First, the right insurance may not be in place to protect the company.  D&O company coverage (Side C) for public companies generally will not protect a company from FTC lawsuits.  Private-company Side C D&O insurance may carry exclusions for claims under consumer-protection laws, among other limitations.  General liability coverage (CGL) is also unlikely to be a help in FTC claims (or the suits from customers and financial institutions that always follow a breach) because of common exclusions for electronic data security.
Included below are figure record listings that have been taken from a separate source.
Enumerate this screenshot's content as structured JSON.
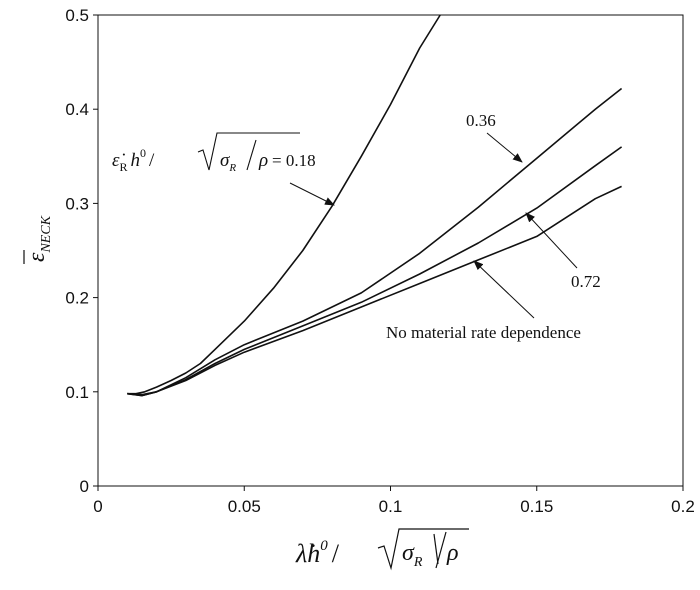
{
  "chart_data": {
    "type": "line",
    "title": "",
    "xlabel": "",
    "ylabel": "",
    "xlim": [
      0,
      0.2
    ],
    "ylim": [
      0,
      0.5
    ],
    "x_ticks": [
      0,
      0.05,
      0.1,
      0.15,
      0.2
    ],
    "x_tick_labels": [
      "0",
      "0.05",
      "0.1",
      "0.15",
      "0.2"
    ],
    "y_ticks": [
      0,
      0.1,
      0.2,
      0.3,
      0.4,
      0.5
    ],
    "y_tick_labels": [
      "0",
      "0.1",
      "0.2",
      "0.3",
      "0.4",
      "0.5"
    ],
    "grid": false,
    "legend": "none",
    "series": [
      {
        "name": "0.18",
        "x": [
          0.01,
          0.013,
          0.016,
          0.02,
          0.025,
          0.03,
          0.035,
          0.04,
          0.05,
          0.06,
          0.07,
          0.08,
          0.09,
          0.1,
          0.11,
          0.117
        ],
        "y": [
          0.098,
          0.098,
          0.1,
          0.105,
          0.112,
          0.12,
          0.13,
          0.145,
          0.175,
          0.21,
          0.25,
          0.297,
          0.35,
          0.405,
          0.465,
          0.5
        ]
      },
      {
        "name": "0.36",
        "x": [
          0.01,
          0.015,
          0.02,
          0.03,
          0.04,
          0.05,
          0.07,
          0.09,
          0.11,
          0.13,
          0.15,
          0.17,
          0.179
        ],
        "y": [
          0.098,
          0.096,
          0.1,
          0.115,
          0.134,
          0.15,
          0.175,
          0.205,
          0.247,
          0.296,
          0.348,
          0.4,
          0.422
        ]
      },
      {
        "name": "0.72",
        "x": [
          0.01,
          0.015,
          0.02,
          0.03,
          0.04,
          0.05,
          0.07,
          0.09,
          0.11,
          0.13,
          0.15,
          0.17,
          0.179
        ],
        "y": [
          0.098,
          0.096,
          0.1,
          0.113,
          0.13,
          0.145,
          0.17,
          0.195,
          0.225,
          0.258,
          0.295,
          0.34,
          0.36
        ]
      },
      {
        "name": "No material rate dependence",
        "x": [
          0.01,
          0.015,
          0.02,
          0.03,
          0.04,
          0.05,
          0.07,
          0.09,
          0.11,
          0.13,
          0.15,
          0.17,
          0.179
        ],
        "y": [
          0.098,
          0.097,
          0.1,
          0.112,
          0.128,
          0.142,
          0.165,
          0.19,
          0.215,
          0.24,
          0.265,
          0.305,
          0.318
        ]
      }
    ],
    "annotations": [
      {
        "text": "0.18",
        "prefix": "ε̇",
        "sub": "R",
        "h": "h",
        "sup": "0",
        "sigma": "σ",
        "sigma_sub": "R",
        "rho": "ρ",
        "eq": "= 0.18"
      },
      {
        "text": "0.36"
      },
      {
        "text": "0.72"
      },
      {
        "text": "No material rate dependence"
      }
    ],
    "ylabel_math": {
      "base": "ε",
      "sub": "NECK"
    },
    "xlabel_math": {
      "base": "λ̇h",
      "sup": "0",
      "sigma": "σ",
      "sigma_sub": "R",
      "rho": "ρ"
    }
  }
}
And many companies have not purchased specialized "cyber" coverage—or, if they have, the coverage has sublimits far below the actual exposure.  Complicating things further are terms and conditions in many "cyber" policies that can give the insurer an "out."  As happened in this recent suit, an insurer may argue that because of "warranty" language in the policy and/or the application for coverage, a failure to take basic security steps means that it has no obligation even to defend a cyber breach suit.  The Home Depot derivative complaint claims that Home Depot did not follow minimum security practices that were specified by Visa and MasterCard (the "PCI DSS" standards) and recommended by its own software vendor.  So, depending on Home Depot's policy language, even its cyber-insurance policy may not fully cover its losses.
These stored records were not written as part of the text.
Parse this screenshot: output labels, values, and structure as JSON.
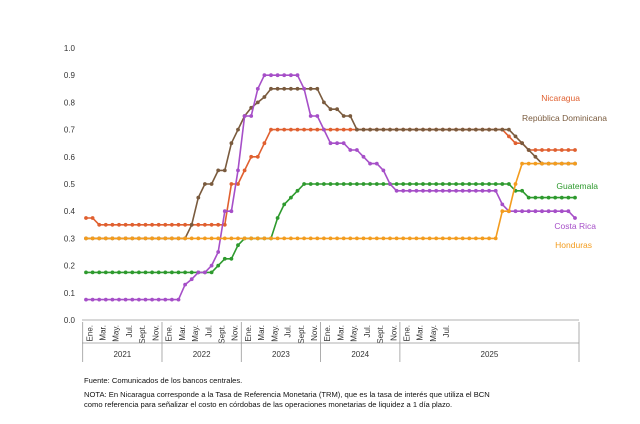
{
  "chart_data": {
    "type": "line",
    "title": "",
    "xlabel": "",
    "ylabel": "",
    "ylim": [
      0,
      1.0
    ],
    "y_ticks": [
      "0.0",
      "0.1",
      "0.2",
      "0.3",
      "0.4",
      "0.5",
      "0.6",
      "0.7",
      "0.8",
      "0.9",
      "1.0"
    ],
    "month_ticks": [
      "Ene.",
      "Mar.",
      "May.",
      "Jul.",
      "Sept.",
      "Nov.",
      "Ene.",
      "Mar.",
      "May.",
      "Jul.",
      "Sept.",
      "Nov.",
      "Ene.",
      "Mar.",
      "May.",
      "Jul.",
      "Sept.",
      "Nov.",
      "Ene.",
      "Mar.",
      "May.",
      "Jul.",
      "Sept.",
      "Nov.",
      "Ene.",
      "Mar.",
      "May.",
      "Jul."
    ],
    "years": [
      "2021",
      "2022",
      "2023",
      "2024",
      "2025"
    ],
    "grid": false,
    "series": [
      {
        "name": "Nicaragua",
        "color": "#E06030",
        "values": [
          0.375,
          0.375,
          0.35,
          0.35,
          0.35,
          0.35,
          0.35,
          0.35,
          0.35,
          0.35,
          0.35,
          0.35,
          0.35,
          0.35,
          0.35,
          0.35,
          0.35,
          0.35,
          0.35,
          0.35,
          0.35,
          0.35,
          0.5,
          0.5,
          0.55,
          0.6,
          0.6,
          0.65,
          0.7,
          0.7,
          0.7,
          0.7,
          0.7,
          0.7,
          0.7,
          0.7,
          0.7,
          0.7,
          0.7,
          0.7,
          0.7,
          0.7,
          0.7,
          0.7,
          0.7,
          0.7,
          0.7,
          0.7,
          0.7,
          0.7,
          0.7,
          0.7,
          0.7,
          0.7,
          0.7,
          0.7,
          0.7,
          0.7,
          0.7,
          0.7,
          0.7,
          0.7,
          0.7,
          0.7,
          0.675,
          0.65,
          0.65,
          0.625,
          0.625,
          0.625,
          0.625,
          0.625,
          0.625,
          0.625,
          0.625
        ]
      },
      {
        "name": "República Dominicana",
        "color": "#7A5B3E",
        "values": [
          0.3,
          0.3,
          0.3,
          0.3,
          0.3,
          0.3,
          0.3,
          0.3,
          0.3,
          0.3,
          0.3,
          0.3,
          0.3,
          0.3,
          0.3,
          0.3,
          0.35,
          0.45,
          0.5,
          0.5,
          0.55,
          0.55,
          0.65,
          0.7,
          0.75,
          0.78,
          0.8,
          0.82,
          0.85,
          0.85,
          0.85,
          0.85,
          0.85,
          0.85,
          0.85,
          0.85,
          0.8,
          0.775,
          0.775,
          0.75,
          0.75,
          0.7,
          0.7,
          0.7,
          0.7,
          0.7,
          0.7,
          0.7,
          0.7,
          0.7,
          0.7,
          0.7,
          0.7,
          0.7,
          0.7,
          0.7,
          0.7,
          0.7,
          0.7,
          0.7,
          0.7,
          0.7,
          0.7,
          0.7,
          0.7,
          0.675,
          0.65,
          0.625,
          0.6,
          0.575,
          0.575,
          0.575,
          0.575,
          0.575,
          0.575
        ]
      },
      {
        "name": "Guatemala",
        "color": "#2E9A2E",
        "values": [
          0.175,
          0.175,
          0.175,
          0.175,
          0.175,
          0.175,
          0.175,
          0.175,
          0.175,
          0.175,
          0.175,
          0.175,
          0.175,
          0.175,
          0.175,
          0.175,
          0.175,
          0.175,
          0.175,
          0.175,
          0.2,
          0.225,
          0.225,
          0.275,
          0.3,
          0.3,
          0.3,
          0.3,
          0.3,
          0.375,
          0.425,
          0.45,
          0.475,
          0.5,
          0.5,
          0.5,
          0.5,
          0.5,
          0.5,
          0.5,
          0.5,
          0.5,
          0.5,
          0.5,
          0.5,
          0.5,
          0.5,
          0.5,
          0.5,
          0.5,
          0.5,
          0.5,
          0.5,
          0.5,
          0.5,
          0.5,
          0.5,
          0.5,
          0.5,
          0.5,
          0.5,
          0.5,
          0.5,
          0.5,
          0.5,
          0.475,
          0.475,
          0.45,
          0.45,
          0.45,
          0.45,
          0.45,
          0.45,
          0.45,
          0.45
        ]
      },
      {
        "name": "Costa Rica",
        "color": "#A64FC8",
        "values": [
          0.075,
          0.075,
          0.075,
          0.075,
          0.075,
          0.075,
          0.075,
          0.075,
          0.075,
          0.075,
          0.075,
          0.075,
          0.075,
          0.075,
          0.075,
          0.13,
          0.15,
          0.175,
          0.175,
          0.2,
          0.25,
          0.4,
          0.4,
          0.55,
          0.75,
          0.75,
          0.85,
          0.9,
          0.9,
          0.9,
          0.9,
          0.9,
          0.9,
          0.85,
          0.75,
          0.75,
          0.7,
          0.65,
          0.65,
          0.65,
          0.625,
          0.625,
          0.6,
          0.575,
          0.575,
          0.55,
          0.5,
          0.475,
          0.475,
          0.475,
          0.475,
          0.475,
          0.475,
          0.475,
          0.475,
          0.475,
          0.475,
          0.475,
          0.475,
          0.475,
          0.475,
          0.475,
          0.475,
          0.425,
          0.4,
          0.4,
          0.4,
          0.4,
          0.4,
          0.4,
          0.4,
          0.4,
          0.4,
          0.4,
          0.375
        ]
      },
      {
        "name": "Honduras",
        "color": "#F39C1E",
        "values": [
          0.3,
          0.3,
          0.3,
          0.3,
          0.3,
          0.3,
          0.3,
          0.3,
          0.3,
          0.3,
          0.3,
          0.3,
          0.3,
          0.3,
          0.3,
          0.3,
          0.3,
          0.3,
          0.3,
          0.3,
          0.3,
          0.3,
          0.3,
          0.3,
          0.3,
          0.3,
          0.3,
          0.3,
          0.3,
          0.3,
          0.3,
          0.3,
          0.3,
          0.3,
          0.3,
          0.3,
          0.3,
          0.3,
          0.3,
          0.3,
          0.3,
          0.3,
          0.3,
          0.3,
          0.3,
          0.3,
          0.3,
          0.3,
          0.3,
          0.3,
          0.3,
          0.3,
          0.3,
          0.3,
          0.3,
          0.3,
          0.3,
          0.3,
          0.3,
          0.3,
          0.3,
          0.3,
          0.3,
          0.4,
          0.4,
          0.5,
          0.575,
          0.575,
          0.575,
          0.575,
          0.575,
          0.575,
          0.575,
          0.575,
          0.575
        ]
      }
    ]
  },
  "notes": {
    "source": "Fuente: Comunicados de los bancos centrales.",
    "note": "NOTA: En Nicaragua corresponde a la Tasa de Referencia Monetaria (TRM), que es la tasa de interés que utiliza el BCN como referencia para señalizar el costo en córdobas de las operaciones monetarias de liquidez a 1 día plazo."
  }
}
Second, the directors and officers may not be adequately covered.  D&O policies provide broad coverage for "wrongful acts," so there is seldom a question of at least getting a defense paid for by the insurer under Side A/B coverage.  But therein lies a problem.  If there is a proliferation of claims against individuals relating to data security (as the Yates Memo, the Home Depot suit, and recent SEC activity suggest there may be), there will be more people, with divergent interests, seeking a defense under the same policy.  That means more lawyers being hired to defend more individuals.  And because D&O policies "burn limits"—meaning that defense costs erode the limits of the policy—more individual claims will mean that less will be left in the insurance "pot" at the end of the day to pay a settlement or judgment.  This increases the likelihood that even with a reasonably large "tower" of primary and excess insurance, most of the insurance money may be gone by the time the money is needed most.

What to do?  Directors and officers need to take an active role in making sure that data security is a high priority for the company, involve themselves in setting objectives for security, and drive to those objectives.  Informed decisions made by an active and diligent board can shield individual defendants from derivative claims, as happened with the Wyndham Hotels derivative suit (which arose out of the same breaches involved in the FTC matter).  They also need to ask questions about data-security coverage not only for the company, but for individuals.  What coverage will come into play in the event of a collateral suit or a government investigation involving individual liability, and are the limits enough to pay to defend everyone?  Are there exclusions in the D&O coverage for fines and penalties, "professional services," or breach of privacy rights that may be problematic?  Senior management, the company's insurance brokers, and outside counsel all have a role to play in planning for a new world of increased focus on individual accountability for cyberincidents.